My 2022 focus word is FEARLESS and in keeping that spirit, I am going to be doing something I haven’t even considered as an option before now. I am going to publish my set of children’s science fiction novels by myself.

It makes sense because children’s novels do sell and I never knew how or when I was going to shoehorn them in with whichever agent was going to take me on. To tell them I mainly write Urban Fantasy, sometimes branch out into High Fantasy or have this Historical Fiction, and then say in the same breath that I have Children’s novels to sell is a lot. An agent capable of selling adult fiction is probably not going to be the same person capable of selling children’s fiction.

Quarter 1

That being said, my quarter one will have to revisit whatever I have already written for all 3 novels. I need to reread and re-outline the novels, and make a plan of attack for tackling rewrites.

Scenario 1

I may decide that I want to go back to book 1 and start from scratch from there.

Scenario 2

Or I may decide at that time that I want to finish book 3 and have a full draft.

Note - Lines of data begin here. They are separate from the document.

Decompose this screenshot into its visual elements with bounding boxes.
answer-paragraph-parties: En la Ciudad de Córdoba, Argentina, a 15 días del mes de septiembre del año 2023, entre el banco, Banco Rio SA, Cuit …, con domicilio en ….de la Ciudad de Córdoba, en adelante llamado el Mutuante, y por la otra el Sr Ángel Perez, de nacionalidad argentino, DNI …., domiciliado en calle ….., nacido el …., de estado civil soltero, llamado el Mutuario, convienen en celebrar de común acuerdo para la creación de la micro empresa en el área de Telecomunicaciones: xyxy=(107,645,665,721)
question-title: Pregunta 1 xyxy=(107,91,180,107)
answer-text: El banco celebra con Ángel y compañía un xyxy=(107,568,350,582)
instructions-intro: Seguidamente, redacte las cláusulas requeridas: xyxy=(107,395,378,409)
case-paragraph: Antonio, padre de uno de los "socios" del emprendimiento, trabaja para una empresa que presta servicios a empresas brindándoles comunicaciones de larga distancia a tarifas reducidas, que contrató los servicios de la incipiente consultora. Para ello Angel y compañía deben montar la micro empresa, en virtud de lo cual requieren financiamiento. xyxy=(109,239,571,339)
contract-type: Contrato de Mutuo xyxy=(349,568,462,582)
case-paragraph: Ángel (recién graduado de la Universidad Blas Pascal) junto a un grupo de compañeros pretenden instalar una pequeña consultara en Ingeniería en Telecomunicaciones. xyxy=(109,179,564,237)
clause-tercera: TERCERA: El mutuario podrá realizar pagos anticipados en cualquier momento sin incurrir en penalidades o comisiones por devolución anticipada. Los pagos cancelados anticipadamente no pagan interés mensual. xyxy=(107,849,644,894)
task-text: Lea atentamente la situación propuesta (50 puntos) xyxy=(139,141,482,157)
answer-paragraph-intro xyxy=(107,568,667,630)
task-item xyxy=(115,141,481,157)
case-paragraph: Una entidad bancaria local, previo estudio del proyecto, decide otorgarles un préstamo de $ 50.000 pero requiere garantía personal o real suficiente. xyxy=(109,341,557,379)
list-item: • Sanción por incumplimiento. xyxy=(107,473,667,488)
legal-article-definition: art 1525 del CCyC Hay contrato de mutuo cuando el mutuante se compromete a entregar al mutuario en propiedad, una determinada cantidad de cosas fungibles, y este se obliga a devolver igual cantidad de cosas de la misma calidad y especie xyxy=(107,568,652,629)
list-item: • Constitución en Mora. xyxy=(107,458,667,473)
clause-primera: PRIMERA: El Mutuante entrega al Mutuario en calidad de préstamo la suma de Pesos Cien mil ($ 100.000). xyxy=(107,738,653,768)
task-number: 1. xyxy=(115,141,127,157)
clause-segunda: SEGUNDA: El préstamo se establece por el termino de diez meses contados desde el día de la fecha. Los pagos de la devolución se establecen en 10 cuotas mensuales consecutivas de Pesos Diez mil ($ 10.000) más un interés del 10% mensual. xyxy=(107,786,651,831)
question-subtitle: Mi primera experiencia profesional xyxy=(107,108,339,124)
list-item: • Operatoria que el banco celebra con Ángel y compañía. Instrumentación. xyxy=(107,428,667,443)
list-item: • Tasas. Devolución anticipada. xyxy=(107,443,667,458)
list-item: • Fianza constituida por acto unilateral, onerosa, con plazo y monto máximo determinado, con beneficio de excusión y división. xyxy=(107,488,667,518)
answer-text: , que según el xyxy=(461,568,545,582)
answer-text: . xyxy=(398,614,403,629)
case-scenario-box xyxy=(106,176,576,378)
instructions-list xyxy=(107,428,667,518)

I won’t know until I do the reread and know the scope of what I’m working with.

Quarter 2

One way or the other, I am going to have to start tackling rewrites of both books 1 and 2. Because these are children’s books, they aren’t meant to be 100,000 word novels. As I mentioned, book 2 needs extensive work.

Scenario 1

If I started the rewrite of book 1 in Quarter 1, then Quarter 2 will focus largely on Book 2.

Scenario 2

But if I decided on finishing the draft of book 3 in Quarter 1, then I will need to start rewriting book 1 in Quarter 2 instead.

Quarter 3 and Quarter 4

So much depends on what happens after I’ve reread the series in Quarter 1 that, as usual, I don’t want to get too far out in the planning.

Eventually, I want to rewrite all three books, take them through several rounds of editing, and then learn whatever I need to learn in order to work on publishing them myself. These things are going to have to include the inside formatting, cover art design, preorders, and a bunch of other things.

Am I going to publish them this year? Unlikely. But I basically want them pretty close to done and off my plate for the start of next year.

Discussion Questions

  1. How often do you set goals and how often do you check in with them?
  2. How was your 2021? 
  3. How many goals did you set and how many of them were you able to accomplish?